Mulai tahun 2008, beliau akan meneruskan risetnya dengan dana dari L’oreal-UNESCO di Melbourne, Australia. “Penelitian saya nantinya masih dalam skala lab (laboratorium-red) dan bagi waktu dengan mengajar,” jelas beliau. Rencananya, enam bulan pertama beliau akan mengerjakan riset, enam bulan berikutnya beliau kembali ke Indonesia untuk mengajar dan begitu seterusnya. Kemudian, jika penelitian skala lab yang kini mencapai 50-60% itu akan diteruskan dengan uji coba lapangan dan produksi massal. ”Hasilnya nanti tentu berupa produk GMO (genetically modified organism-red) yang ditanam dan diproduksi mengikuti regulasi di negara kita,” terang lulusan Biologi ITB (sarjana’95 dan master’98) ini.
Sebagai seorang peneliti perempuan, beliau memandang peneliti perempuan Indonesia telah memiliki kesempatan yang luas. “Kesempatan peneliti perempuan di Indonesia sebenarnya luas, mungkin yang kurang adalah dukungan dari keluarga.” Kebanyakan perempuan Indonesia mendapatkan tuntutan dari keluarganya untuk tidak bekerja penuh di luar rumah. Beliau sendiri mendapatkan dukungan penuh dari keluarga, terutama suaminya yang berprofesi sebagai konsultan IT. Para peneliti perempuan juga kurang mendapatkan akses informasi. “Peneliti-peneliti perempuan di daerah kurang memperoleh akses informasi, seperti jurnal-jurnal penelitian dari luar negeri.” Perkembangan ilmu dan teknologi dunia maju dengan pesatnya sehingga akses informasi sangat diperlukan untuk menunjang penelitian.

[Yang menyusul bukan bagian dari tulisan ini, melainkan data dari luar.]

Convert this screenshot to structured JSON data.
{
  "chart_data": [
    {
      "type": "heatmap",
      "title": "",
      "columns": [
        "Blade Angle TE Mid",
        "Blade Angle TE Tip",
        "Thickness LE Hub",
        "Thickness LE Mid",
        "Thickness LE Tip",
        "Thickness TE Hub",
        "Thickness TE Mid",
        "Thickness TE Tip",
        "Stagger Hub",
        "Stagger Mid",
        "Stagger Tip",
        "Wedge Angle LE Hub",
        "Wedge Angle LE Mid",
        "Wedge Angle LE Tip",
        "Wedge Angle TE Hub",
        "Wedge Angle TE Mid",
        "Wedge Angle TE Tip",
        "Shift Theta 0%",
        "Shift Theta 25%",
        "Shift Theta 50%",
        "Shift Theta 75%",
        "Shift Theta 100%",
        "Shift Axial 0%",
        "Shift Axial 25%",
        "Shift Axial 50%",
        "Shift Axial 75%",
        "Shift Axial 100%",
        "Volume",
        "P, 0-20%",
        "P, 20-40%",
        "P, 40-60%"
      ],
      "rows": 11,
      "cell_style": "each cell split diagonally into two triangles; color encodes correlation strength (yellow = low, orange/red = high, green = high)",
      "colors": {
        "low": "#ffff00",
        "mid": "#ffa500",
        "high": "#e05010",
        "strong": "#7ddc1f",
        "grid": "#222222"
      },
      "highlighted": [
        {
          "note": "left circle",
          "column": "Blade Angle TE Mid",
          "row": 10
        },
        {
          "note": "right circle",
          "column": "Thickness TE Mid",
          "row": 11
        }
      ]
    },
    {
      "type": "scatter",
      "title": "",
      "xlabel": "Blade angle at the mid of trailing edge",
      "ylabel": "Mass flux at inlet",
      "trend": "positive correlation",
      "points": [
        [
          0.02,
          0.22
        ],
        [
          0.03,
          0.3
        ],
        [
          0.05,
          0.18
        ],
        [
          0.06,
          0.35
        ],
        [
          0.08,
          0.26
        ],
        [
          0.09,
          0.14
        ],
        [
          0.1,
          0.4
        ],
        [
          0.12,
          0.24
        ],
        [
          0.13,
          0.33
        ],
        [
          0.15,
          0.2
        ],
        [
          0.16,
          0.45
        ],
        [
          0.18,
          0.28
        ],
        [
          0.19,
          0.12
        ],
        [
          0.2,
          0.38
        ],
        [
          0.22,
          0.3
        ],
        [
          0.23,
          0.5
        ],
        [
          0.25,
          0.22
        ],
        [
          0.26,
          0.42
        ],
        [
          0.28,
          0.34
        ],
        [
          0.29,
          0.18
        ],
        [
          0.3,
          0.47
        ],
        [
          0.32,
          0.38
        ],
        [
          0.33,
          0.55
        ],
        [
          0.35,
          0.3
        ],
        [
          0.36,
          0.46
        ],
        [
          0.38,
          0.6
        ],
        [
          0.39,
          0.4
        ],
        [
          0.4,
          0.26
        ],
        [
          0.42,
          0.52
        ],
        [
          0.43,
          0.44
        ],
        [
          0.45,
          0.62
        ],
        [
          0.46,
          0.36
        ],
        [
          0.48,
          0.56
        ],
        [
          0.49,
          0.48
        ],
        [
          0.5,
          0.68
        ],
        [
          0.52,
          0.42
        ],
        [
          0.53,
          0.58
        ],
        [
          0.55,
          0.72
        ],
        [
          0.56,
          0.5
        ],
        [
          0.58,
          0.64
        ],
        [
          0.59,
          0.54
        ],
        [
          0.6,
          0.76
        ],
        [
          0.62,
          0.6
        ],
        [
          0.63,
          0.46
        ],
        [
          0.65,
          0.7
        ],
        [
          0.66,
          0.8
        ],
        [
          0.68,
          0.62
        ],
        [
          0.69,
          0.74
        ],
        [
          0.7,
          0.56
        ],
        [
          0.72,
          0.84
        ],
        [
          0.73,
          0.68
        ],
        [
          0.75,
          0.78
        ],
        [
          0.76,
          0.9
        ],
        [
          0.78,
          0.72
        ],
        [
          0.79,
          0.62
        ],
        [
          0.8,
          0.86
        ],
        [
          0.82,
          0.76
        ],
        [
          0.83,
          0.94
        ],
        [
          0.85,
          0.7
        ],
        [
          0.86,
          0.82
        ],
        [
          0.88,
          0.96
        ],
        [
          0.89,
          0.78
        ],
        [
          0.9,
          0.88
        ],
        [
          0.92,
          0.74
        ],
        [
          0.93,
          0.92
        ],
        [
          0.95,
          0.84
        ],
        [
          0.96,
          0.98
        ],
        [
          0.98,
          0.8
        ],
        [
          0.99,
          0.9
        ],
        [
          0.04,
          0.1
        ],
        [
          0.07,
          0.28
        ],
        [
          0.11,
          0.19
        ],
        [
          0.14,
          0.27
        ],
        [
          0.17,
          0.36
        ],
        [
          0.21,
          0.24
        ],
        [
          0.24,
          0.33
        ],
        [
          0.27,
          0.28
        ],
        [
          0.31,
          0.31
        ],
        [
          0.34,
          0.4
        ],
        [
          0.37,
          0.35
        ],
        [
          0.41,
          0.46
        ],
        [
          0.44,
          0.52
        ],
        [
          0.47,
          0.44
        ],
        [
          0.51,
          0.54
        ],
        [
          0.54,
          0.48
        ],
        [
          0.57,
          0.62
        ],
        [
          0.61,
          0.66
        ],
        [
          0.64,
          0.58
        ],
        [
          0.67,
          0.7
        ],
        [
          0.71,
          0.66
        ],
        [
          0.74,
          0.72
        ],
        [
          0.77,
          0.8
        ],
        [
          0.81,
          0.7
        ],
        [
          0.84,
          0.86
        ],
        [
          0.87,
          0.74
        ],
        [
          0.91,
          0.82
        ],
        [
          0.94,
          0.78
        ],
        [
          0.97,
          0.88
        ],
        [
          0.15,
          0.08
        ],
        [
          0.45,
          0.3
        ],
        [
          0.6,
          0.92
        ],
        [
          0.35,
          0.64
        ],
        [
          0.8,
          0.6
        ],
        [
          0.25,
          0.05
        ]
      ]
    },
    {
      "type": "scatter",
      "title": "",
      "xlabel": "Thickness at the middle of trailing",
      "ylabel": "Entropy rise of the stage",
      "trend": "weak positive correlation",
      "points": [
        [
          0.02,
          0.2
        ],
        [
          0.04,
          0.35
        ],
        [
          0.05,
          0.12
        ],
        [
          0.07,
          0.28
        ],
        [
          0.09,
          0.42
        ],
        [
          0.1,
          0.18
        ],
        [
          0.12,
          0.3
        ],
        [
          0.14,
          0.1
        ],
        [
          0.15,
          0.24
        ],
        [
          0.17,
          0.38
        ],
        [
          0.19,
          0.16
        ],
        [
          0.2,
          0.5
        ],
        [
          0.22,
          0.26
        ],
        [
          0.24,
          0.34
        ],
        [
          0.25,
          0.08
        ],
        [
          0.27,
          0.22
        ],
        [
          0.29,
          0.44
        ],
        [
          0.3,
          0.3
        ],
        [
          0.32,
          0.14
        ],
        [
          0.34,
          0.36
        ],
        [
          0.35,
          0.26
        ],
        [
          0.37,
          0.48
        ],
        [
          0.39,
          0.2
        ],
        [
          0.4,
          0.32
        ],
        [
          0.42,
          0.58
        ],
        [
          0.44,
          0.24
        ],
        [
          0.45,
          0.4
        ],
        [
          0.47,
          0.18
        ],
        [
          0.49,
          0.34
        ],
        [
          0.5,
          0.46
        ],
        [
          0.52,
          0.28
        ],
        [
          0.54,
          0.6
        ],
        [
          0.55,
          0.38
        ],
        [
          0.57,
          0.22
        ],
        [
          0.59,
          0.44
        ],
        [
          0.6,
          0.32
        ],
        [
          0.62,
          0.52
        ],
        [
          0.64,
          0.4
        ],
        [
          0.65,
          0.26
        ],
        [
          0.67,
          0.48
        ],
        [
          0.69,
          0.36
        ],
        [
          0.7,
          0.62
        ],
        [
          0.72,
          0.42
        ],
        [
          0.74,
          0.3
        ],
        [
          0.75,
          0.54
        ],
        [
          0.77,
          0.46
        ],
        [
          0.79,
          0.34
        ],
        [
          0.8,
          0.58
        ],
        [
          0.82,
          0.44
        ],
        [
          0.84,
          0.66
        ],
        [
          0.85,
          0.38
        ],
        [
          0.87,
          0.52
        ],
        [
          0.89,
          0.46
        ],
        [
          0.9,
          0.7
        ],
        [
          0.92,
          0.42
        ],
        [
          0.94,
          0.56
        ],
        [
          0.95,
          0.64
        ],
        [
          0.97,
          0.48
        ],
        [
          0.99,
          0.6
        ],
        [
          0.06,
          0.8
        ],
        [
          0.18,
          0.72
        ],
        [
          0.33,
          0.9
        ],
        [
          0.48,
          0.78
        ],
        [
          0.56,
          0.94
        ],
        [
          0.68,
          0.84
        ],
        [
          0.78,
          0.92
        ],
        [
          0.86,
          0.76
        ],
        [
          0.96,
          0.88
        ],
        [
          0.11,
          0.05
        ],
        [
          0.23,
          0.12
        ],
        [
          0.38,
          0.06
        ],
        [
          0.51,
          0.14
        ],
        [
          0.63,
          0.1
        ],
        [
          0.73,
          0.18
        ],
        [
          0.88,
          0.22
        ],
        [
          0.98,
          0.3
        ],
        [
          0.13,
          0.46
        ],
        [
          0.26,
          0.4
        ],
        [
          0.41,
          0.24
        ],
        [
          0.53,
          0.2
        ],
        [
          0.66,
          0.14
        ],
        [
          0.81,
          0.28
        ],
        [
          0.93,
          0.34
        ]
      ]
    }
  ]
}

Sedangkan, menurutnya peneliti Indonesia secara umum sampai saat ini masih mengalami kesulitan dana, akses informasi dan fasilitas. Keterbatasan dana, tuturnya, dapat disiasati dengan mengajukan permohonan bantuan dana pada pihak swasta dalam dan negeri. “Sekarang ini banyak kok, perusahaan-perusahaan yang mau mendanai penelitian…tidak hanya Dikti,”ungkap beliau.
Pihak ITB sebagai institusi pun sangat mendukung kinerja Bu Fenny sebagai peneliti, terutama staf-staf SITH. “Saya bisa dibilang beruntung karena ITB memiliki fasilitas dan akses informasi yang memadai, selain itu saya juga mendapatkan banyak bantuan dari rekan-rekan kerja saya di SITH,” ujar beliau. Lingkungan akademis di SITH pun tidak kaku, sehingga hubungan antara mahasiswa, dosen dan karyawan terjalin dengan baik.
Penghargaan ini tentu membuat beliau bangga, apalagi banyak media dalam negeri yang menyiarkan keberhasilan beliau. Bu Fenny pun seakan menjadi seorang selebritis kampus. “Saya sih biasa saja, malah sempat kecapekan diliput sana-sini. Tapi melalui media, saya ingin memperkenalkan profesi peneliti ke anak-anak jaman sekarang. Profesi ini sebenarnya juga menjanjikan dan tidak sulit, kesempatannya pun banyak. Jadi, jangan takut jadi peneliti,” harap Bu Fenny. Keberhasilannya juga diharapkan dapat memicu peneliti-peneliti perempuan Indonesia untuk tidak patah semangat dan terus bekerja keras demi ilmu pengetahuan bangsa.